Esa noche, motivado por la fatiga o tal vez por las incongruentes predicciones de la vieja
adivina que días antes le había hecho crujir hasta los huesos, estaba dispuesto a hablar. Mientras
pitaba lentamente un cigarrillo, con el rostro ceñudo, dijo:
“Hoy me hallo junto a ustedes para quebrar al fin aquellos silencios que me ahogaron y para
divulgar aquellos secretos que nos revelan nuestra verdadera identidad”.
Dictado N.°4
Caída fatal
La temperatura había ascendido y fueron a buscar alivio en un curso de agua que tiene la
apariencia de un plácido arroyo.
Un niño de siete años, de la localidad de La Calera, y su tío, de dieciséis, fueron a darse un
chapuzón. Ni siquiera tenían intención de zambullirse, pero el pequeño dio un traspié y cayó al canal.
Su tío, desesperado, se sumergió tras él para salvarlo, pero la correntada los arrastró a ambos.
Este canal, parte de la red que provee de agua a Córdoba, en algunos tramos está canalizado y,
en otros, se transforma en un cauce a cielo abierto. En síntesis, una trampa mortal para los incautos o
una instigación del azar para los osados. De hecho, está prohibido bañarse, pero no se halla
debidamente señalizado.
Ahora, después de la tragedia, hablar de desidia, imprudencia o accidente, pareciera no tener
sentido. Menos aún, echarle la culpa a nadie; pero sí puede resultar positivo preguntarse qué sucede
en este sitio.
¿Por qué está entubado solo en algunos tramos? ¿Por qué, en otros, las paredes ceden terreno
a las barrancas? ¿Por qué no hay barreras que impidan el acceso? ¿Quién o quiénes deberían abocarse
a buscar soluciones? ¿No se pueden prever de alguna manera estos hechos?
Se impone algo más que una respuesta.
Dictado N.° 5
Semana trágica
Alrededor de las ocho de la mañana de ese fatídico dieciséis de junio de mil novecientos
cincuenta y cinco, la llovizna caía triste sobre el empedrado de la avenida Maipú. A esa hora, la
ciudad era un hervidero de transeúntes que presurosos trataban de llegar puntualmente a su trabajo.
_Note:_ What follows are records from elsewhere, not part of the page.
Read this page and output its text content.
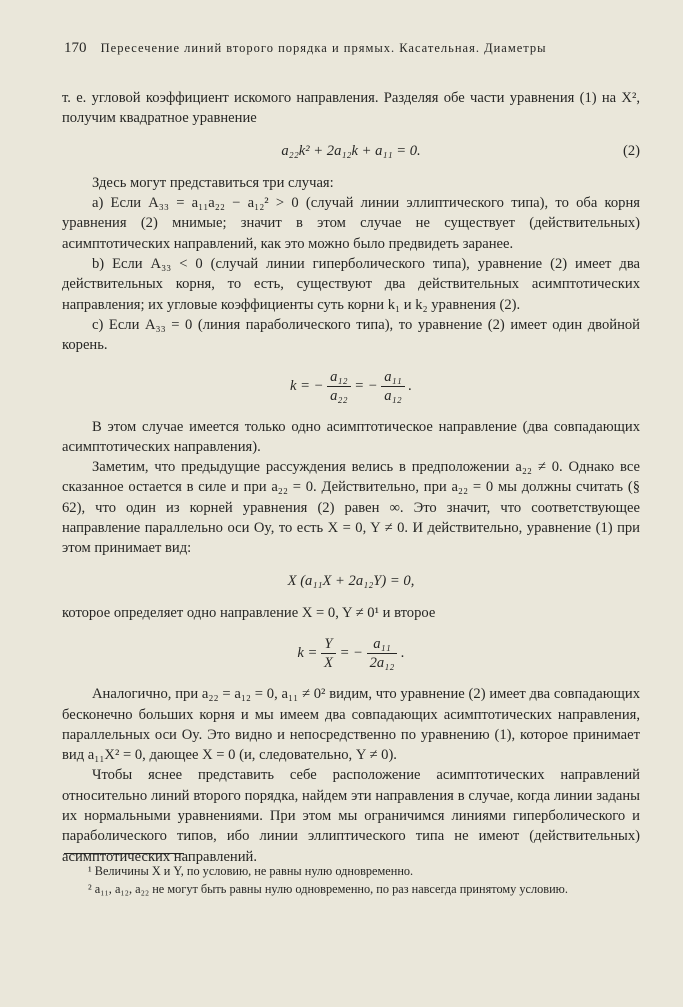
170 Пересечение линий второго порядка и прямых. Касательная. Диаметры

т. е. угловой коэффициент искомого направления. Разделяя обе части уравнения (1) на X², получим квадратное уравнение

a₂₂k² + 2a₁₂k + a₁₁ = 0.	(2)

Здесь могут представиться три случая:

а) Если A₃₃ = a₁₁a₂₂ − a₁₂² > 0 (случай линии эллиптического типа), то оба корня уравнения (2) мнимые; значит в этом случае не существует (действительных) асимптотических направлений, как это можно было предвидеть заранее.

b) Если A₃₃ < 0 (случай линии гиперболического типа), уравнение (2) имеет два действительных корня, то есть, существуют два действительных асимптотических направления; их угловые коэффициенты суть корни k₁ и k₂ уравнения (2).

с) Если A₃₃ = 0 (линия параболического типа), то уравнение (2) имеет один двойной корень.

k = − $\frac{\text{a₁₂}}{\text{a₂₂}}$ = − $\frac{\text{a₁₁}}{\text{a₁₂}}$ .

В этом случае имеется только одно асимптотическое направление (два совпадающих асимптотических направления).

Заметим, что предыдущие рассуждения велись в предположении a₂₂ ≠ 0. Однако все сказанное остается в силе и при a₂₂ = 0. Действительно, при a₂₂ = 0 мы должны считать (§ 62), что один из корней уравнения (2) равен ∞. Это значит, что соответствующее направление параллельно оси Oy, то есть X = 0, Y ≠ 0. И действительно, уравнение (1) при этом принимает вид:

X (a₁₁X + 2a₁₂Y) = 0,

которое определяет одно направление X = 0, Y ≠ 0¹ и второе

$k = \frac{Y}{X}$ = − $\frac{\text{a₁₁}}{\text{2a₁₂}}$ .

Аналогично, при a₂₂ = a₁₂ = 0, a₁₁ ≠ 0² видим, что уравнение (2) имеет два совпадающих бесконечно больших корня и мы имеем два совпадающих асимптотических направления, параллельных оси Oy. Это видно и непосредственно по уравнению (1), которое принимает вид a₁₁X² = 0, дающее X = 0 (и, следовательно, Y ≠ 0).

Чтобы яснее представить себе расположение асимптотических направлений относительно линий второго порядка, найдем эти направления в случае, когда линии заданы их нормальными уравнениями. При этом мы ограничимся линиями гиперболического и параболического типов, ибо линии эллиптического типа не имеют (действительных) асимптотических направлений.

¹ Величины X и Y, по условию, не равны нулю одновременно.

² a₁₁, a₁₂, a₂₂ не могут быть равны нулю одновременно, по раз навсегда принятому условию.
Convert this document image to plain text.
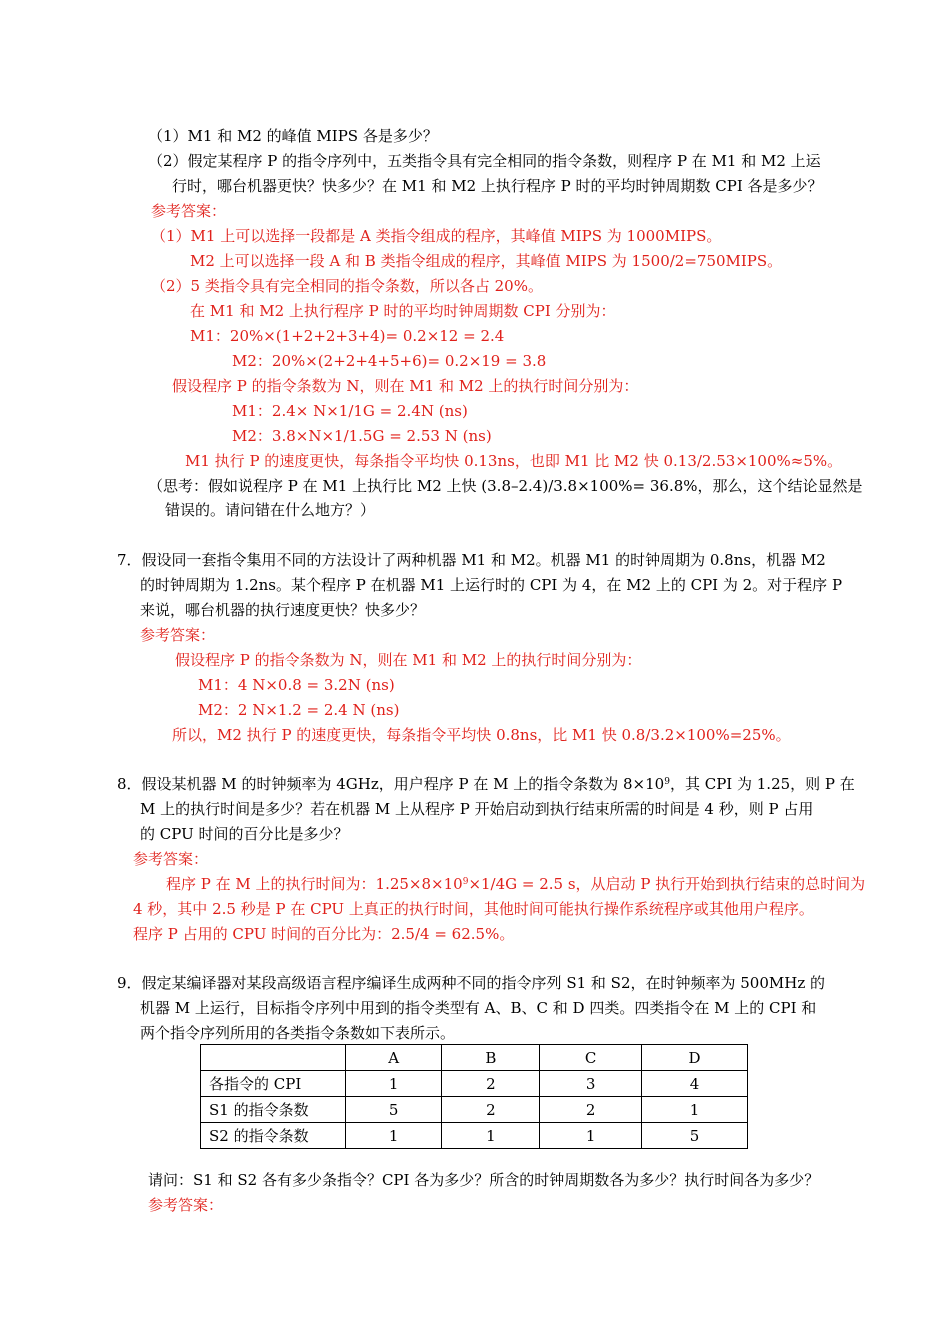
（1）M1 和 M2 的峰值 MIPS 各是多少？
（2）假定某程序 P 的指令序列中，五类指令具有完全相同的指令条数，则程序 P 在 M1 和 M2 上运
行时，哪台机器更快？快多少？在 M1 和 M2 上执行程序 P 时的平均时钟周期数 CPI 各是多少？
参考答案：
（1）M1 上可以选择一段都是 A 类指令组成的程序，其峰值 MIPS 为 1000MIPS。
M2 上可以选择一段 A 和 B 类指令组成的程序，其峰值 MIPS 为 1500/2=750MIPS。
（2）5 类指令具有完全相同的指令条数，所以各占 20%。
在 M1 和 M2 上执行程序 P 时的平均时钟周期数 CPI 分别为：
M1：20%×(1+2+2+3+4)= 0.2×12 = 2.4
M2：20%×(2+2+4+5+6)= 0.2×19 = 3.8
假设程序 P 的指令条数为 N，则在 M1 和 M2 上的执行时间分别为：
M1：2.4× N×1/1G = 2.4N (ns)
M2：3.8×N×1/1.5G = 2.53 N (ns)
M1 执行 P 的速度更快，每条指令平均快 0.13ns，也即 M1 比 M2 快 0.13/2.53×100%≈5%。
（思考：假如说程序 P 在 M1 上执行比 M2 上快 (3.8–2.4)/3.8×100%= 36.8%，那么，这个结论显然是
错误的。请问错在什么地方？）
7．假设同一套指令集用不同的方法设计了两种机器 M1 和 M2。机器 M1 的时钟周期为 0.8ns，机器 M2
的时钟周期为 1.2ns。某个程序 P 在机器 M1 上运行时的 CPI 为 4，在 M2 上的 CPI 为 2。对于程序 P
来说，哪台机器的执行速度更快？快多少？
参考答案：
假设程序 P 的指令条数为 N，则在 M1 和 M2 上的执行时间分别为：
M1：4 N×0.8 = 3.2N (ns)
M2：2 N×1.2 = 2.4 N (ns)
所以，M2 执行 P 的速度更快，每条指令平均快 0.8ns，比 M1 快 0.8/3.2×100%=25%。
8．假设某机器 M 的时钟频率为 4GHz，用户程序 P 在 M 上的指令条数为 $8\times 10^9$，其 CPI 为 1.25，则 P 在
M 上的执行时间是多少？若在机器 M 上从程序 P 开始启动到执行结束所需的时间是 4 秒，则 P 占用
的 CPU 时间的百分比是多少？
参考答案：
程序 P 在 M 上的执行时间为：$1.25\times 8\times 10^9\times 1/4G = 2.5$ s，从启动 P 执行开始到执行结束的总时间为
4 秒，其中 2.5 秒是 P 在 CPU 上真正的执行时间，其他时间可能执行操作系统程序或其他用户程序。
程序 P 占用的 CPU 时间的百分比为：2.5/4 = 62.5%。
9．假定某编译器对某段高级语言程序编译生成两种不同的指令序列 S1 和 S2，在时钟频率为 500MHz 的
机器 M 上运行，目标指令序列中用到的指令类型有 A、B、C 和 D 四类。四类指令在 M 上的 CPI 和
两个指令序列所用的各类指令条数如下表所示。
	A	B	C	D
各指令的 CPI	1	2	3	4
S1 的指令条数	5	2	2	1
S2 的指令条数	1	1	1	5
请问：S1 和 S2 各有多少条指令？CPI 各为多少？所含的时钟周期数各为多少？执行时间各为多少？
参考答案：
Nicolás, a quien no lo arrollaba esa vorágine, tuvo un rato para leer el diario Democracia,
luego, ascendió al tranvía y se hizo cargo de su turno, que como guarda debía cumplir en uno de los
tantos coches con destino a Primera Junta. Un par de horas después se enteró de que habían
bombardeado la sede del Gobierno. No sabía qué hacer con su libreta de afiliado. Intuía que los
opositores iniciarían una cacería humana difícil de eludir. La escondió en los calcetines y se echó a
correr sin rumbo cierto.
El presidente, a quien sus allegados habían observado muy apesadumbrado, estaba en la Casa
Rosada desde la madrugada. La Marina de Guerra había anunciado la realización de una exhibición
aeronáutica en respuesta a los sucesos de cinco días atrás, cuando en una multitudinaria
manifestación, alguien había osado quemar una bandera argentina. Se trataba, en realidad, de una
venganza encubierta, porque pretendía producir una revuelta cuyo objetivo era asesinar al mandatario
y diseminar el terror en la clase trabajadora. No lograron matarlo, pero sí, instaurar el odio y la
persecución.
El almirante Benjamín Gagiulo, uno de los organizadores de la asonada, luego de enterarse de
que el presidente había salvado su vida, se suicidó de un tiro en la sien.
Las apacibles callecitas de Buenos Aires se transformaron en ríos de sangre, en las que
muchos cabecillas de uno y otro bando perdieron la vida.